Come sempre e, sempre più volutamente, le mie riflessioni resteranno sospese nel tempo presente e, come canta questo bellissimo poema…lasceranno la risposta per domani…, così come ogni sogno, davanti a una più o meno certa realizzazione, non cesserà mai di accompagnarci e inseguirci in ogni giorno che ha ancora da venire.

Gli echi storici.
So molto bene che, dovuto alla situazione politica europea e soprattutto italiana, ogni intuizione di cambio alternativo nel panorama politico mondiale, sembra rianimare il respiro di chi sogna ancora una politica diversa da quella che, da anni, si è consolidata nel potere economico e sociale del neoliberalismo postmoderno.
Per questo, capisco che ogni eco che arriva agli orecchi dei sensibili uditori assetati di nuove macro e micro strategie politiche, solleva gli animi e crea un alone di speranza, soprattutto in quelle persone o gruppi che hanno sempre accompagnato processi di autodeterminazione dei popoli in differenti continenti e con differenti soggetti. È dunque normale, che i successi sociali di popolazioni con maggioranza indigena, o la introduzione di nuovi attori politici nel panorama mondiale, come per esempio Obama, facciano pensare alla realizzazione di un sogno. È normale anche che, per lo meno gli ambiti di tradizione di sinistra, guardino con interesse il capillare movimento politico dei popoli latinoamericani, tra riflessioni metafisiche e prassi alternative di vita e di economia.
Ed è proprio dal panorama latinoamericano che, ormai da un po’ di anni, giungono, anche se in modo diverso, echi di cambio. Tutti guardiamo con simpatia e speranza alle quotidiane metamorfosi di paesi come Bolivia, Ecuador, Paraguay, Brasile, convocati e assistiti da un Venezuela sempre più «primo attore». Nonostante tutto ciò, anche queste nazioni coinvolte in processi politici che attirano l’attenzione e alimentano la speranza di molti, in realtà restano ancora avvolti in correnti che in qualche modo bloccano il cammino vincolandole tra vecchio e nuovo.
Forse è per questo che, chi sta da questa parte del mondo, chi ha percepito i primi movimenti strategici di moltitudini di persone nelle loro quotidiane rivendicazioni, tra sogni di dignità e benessere, tra ancestrali fedeltà e nuove strategie economiche e sociali, percepisce che il cammino è ancora lungo.

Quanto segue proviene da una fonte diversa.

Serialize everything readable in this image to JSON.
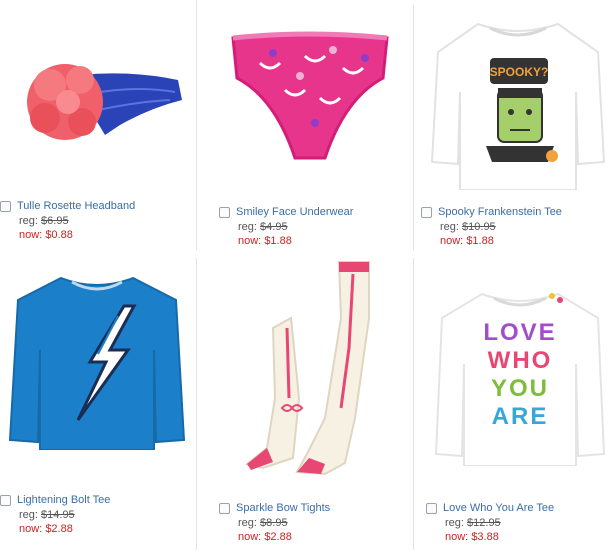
{
  "products": [
    {
      "name": "Tulle Rosette Headband",
      "reg_label": "reg:",
      "reg_price": "$6.95",
      "now_label": "now:",
      "now_price": "$0.88"
    },
    {
      "name": "Smiley Face Underwear",
      "reg_label": "reg:",
      "reg_price": "$4.95",
      "now_label": "now:",
      "now_price": "$1.88"
    },
    {
      "name": "Spooky Frankenstein Tee",
      "reg_label": "reg:",
      "reg_price": "$10.95",
      "now_label": "now:",
      "now_price": "$1.88"
    },
    {
      "name": "Lightening Bolt Tee",
      "reg_label": "reg:",
      "reg_price": "$14.95",
      "now_label": "now:",
      "now_price": "$2.88"
    },
    {
      "name": "Sparkle Bow Tights",
      "reg_label": "reg:",
      "reg_price": "$8.95",
      "now_label": "now:",
      "now_price": "$2.88"
    },
    {
      "name": "Love Who You Are Tee",
      "reg_label": "reg:",
      "reg_price": "$12.95",
      "now_label": "now:",
      "now_price": "$3.88"
    }
  ],
  "graphics": {
    "spooky_text": "SPOOKY?",
    "love_lines": [
      "LOVE",
      "WHO",
      "YOU",
      "ARE"
    ]
  },
  "colors": {
    "link": "#3a6ea5",
    "sale_price": "#cc2222",
    "headband_band": "#2a44b8",
    "headband_flower": "#f0606a",
    "underwear": "#e8358c",
    "bolt_tee": "#1c7fc9"
  }
}
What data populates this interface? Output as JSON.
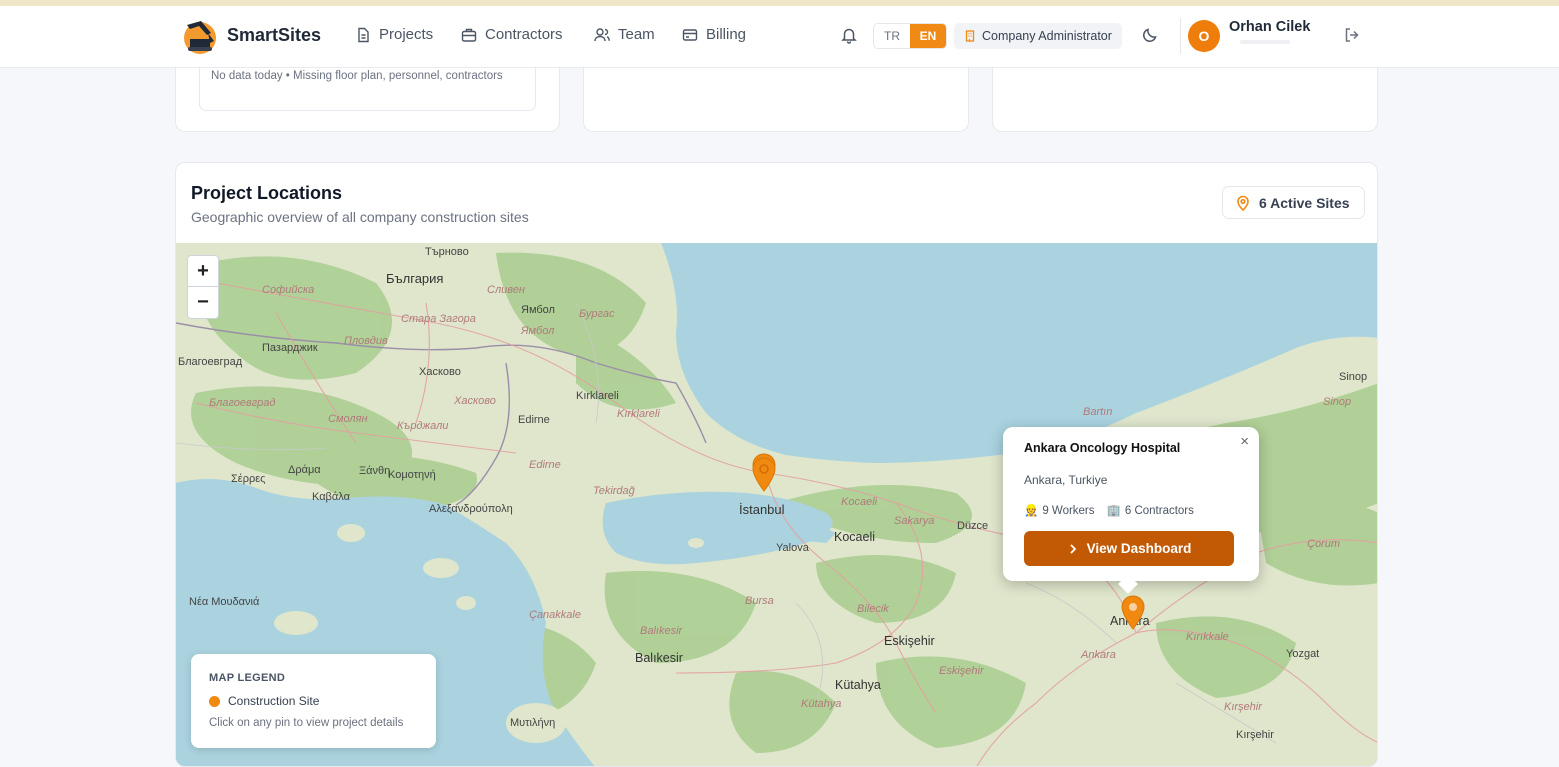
{
  "header": {
    "brand": "SmartSites",
    "nav": [
      {
        "label": "Projects",
        "icon": "document-icon"
      },
      {
        "label": "Contractors",
        "icon": "briefcase-icon"
      },
      {
        "label": "Team",
        "icon": "users-icon"
      },
      {
        "label": "Billing",
        "icon": "credit-card-icon"
      }
    ],
    "lang": {
      "tr": "TR",
      "en": "EN",
      "selected": "EN"
    },
    "role": "Company Administrator",
    "user": {
      "initial": "O",
      "name": "Orhan Cilek"
    }
  },
  "top_cards": {
    "nodata_text": "No data today • Missing floor plan, personnel, contractors"
  },
  "locations": {
    "title": "Project Locations",
    "subtitle": "Geographic overview of all company construction sites",
    "active_sites": "6 Active Sites",
    "zoom_in": "+",
    "zoom_out": "−",
    "map_labels": [
      "Търново",
      "България",
      "Софийска",
      "Сливен",
      "Ямбол",
      "Бургас",
      "Стара Загора",
      "Ямбол",
      "Пазарджик",
      "Пловдив",
      "Хасково",
      "Хасково",
      "Смолян",
      "Кърджали",
      "Kırklareli",
      "Kırklareli",
      "Edirne",
      "Edirne",
      "Δράμα",
      "Ξάνθη",
      "Κομοτηνή",
      "Σέρρες",
      "Καβάλα",
      "Αλεξανδρούπολη",
      "Tekirdağ",
      "İstanbul",
      "Kocaeli",
      "Kocaeli",
      "Sakarya",
      "Düzce",
      "Yalova",
      "Bursa",
      "Bilecik",
      "Eskişehir",
      "Eskişehir",
      "Çanakkale",
      "Balıkesir",
      "Balıkesir",
      "Kütahya",
      "Kütahya",
      "Ankara",
      "Ankara",
      "Kırıkkale",
      "Yozgat",
      "Kırşehir",
      "Kırşehir",
      "Çorum",
      "Bartın",
      "Sinop",
      "Sinop",
      "Νέα Μουδανιά",
      "Μυτιλήνη",
      "Благоевград",
      "Благоевград"
    ],
    "popup": {
      "title": "Ankara Oncology Hospital",
      "location": "Ankara, Turkiye",
      "workers": "9 Workers",
      "contractors": "6 Contractors",
      "button": "View Dashboard",
      "close": "×"
    },
    "legend": {
      "title": "MAP LEGEND",
      "item": "Construction Site",
      "note": "Click on any pin to view project details",
      "color": "#f0890f"
    }
  },
  "colors": {
    "accent": "#f08a15",
    "button": "#c25a05",
    "sea": "#a9d3de"
  }
}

Chi ha visto infatti da vicino e ha avvertito sulla propria pelle e su quella degli altri una sensazione di brivido, vedendo varie volte l’alternarsi di presidenti o interi governi, nel giro di pochi mesi, giorni, ore o secondi, è probabilmente soggetto a una visione più critica su quello che accade nel mondo e anche nel mondo latinoamericano e, certamente non si pacifica e non si accontenta di vedere riuniti i capi di stato di questi paesi emergenti, o ascoltare i loro discorsi, anche quando tra di loro tracciano un’unica trama e una sola strategia.
È proprio su questo punto che irrompono i versi della poetessa cubana e soprattutto l’ultima parte…il sogno…la risposta lasciata per domani… Così che, se pur persistendo e appoggiando i sogni segreti e i concreti processi di cambio e, continuando a contrapporsi energicamente e criticamente a coloro che invece vogliono sviare questi processi e indebolire ogni tentativo alternativo. Mantengo infatti una sottesa nostalgia per qualcosa che, per ora, abbiamo solo visto o… salutato da lontano, come dichiara il testo biblico neotestamentario della lettera agli Ebrei (Cfr. Eb 11).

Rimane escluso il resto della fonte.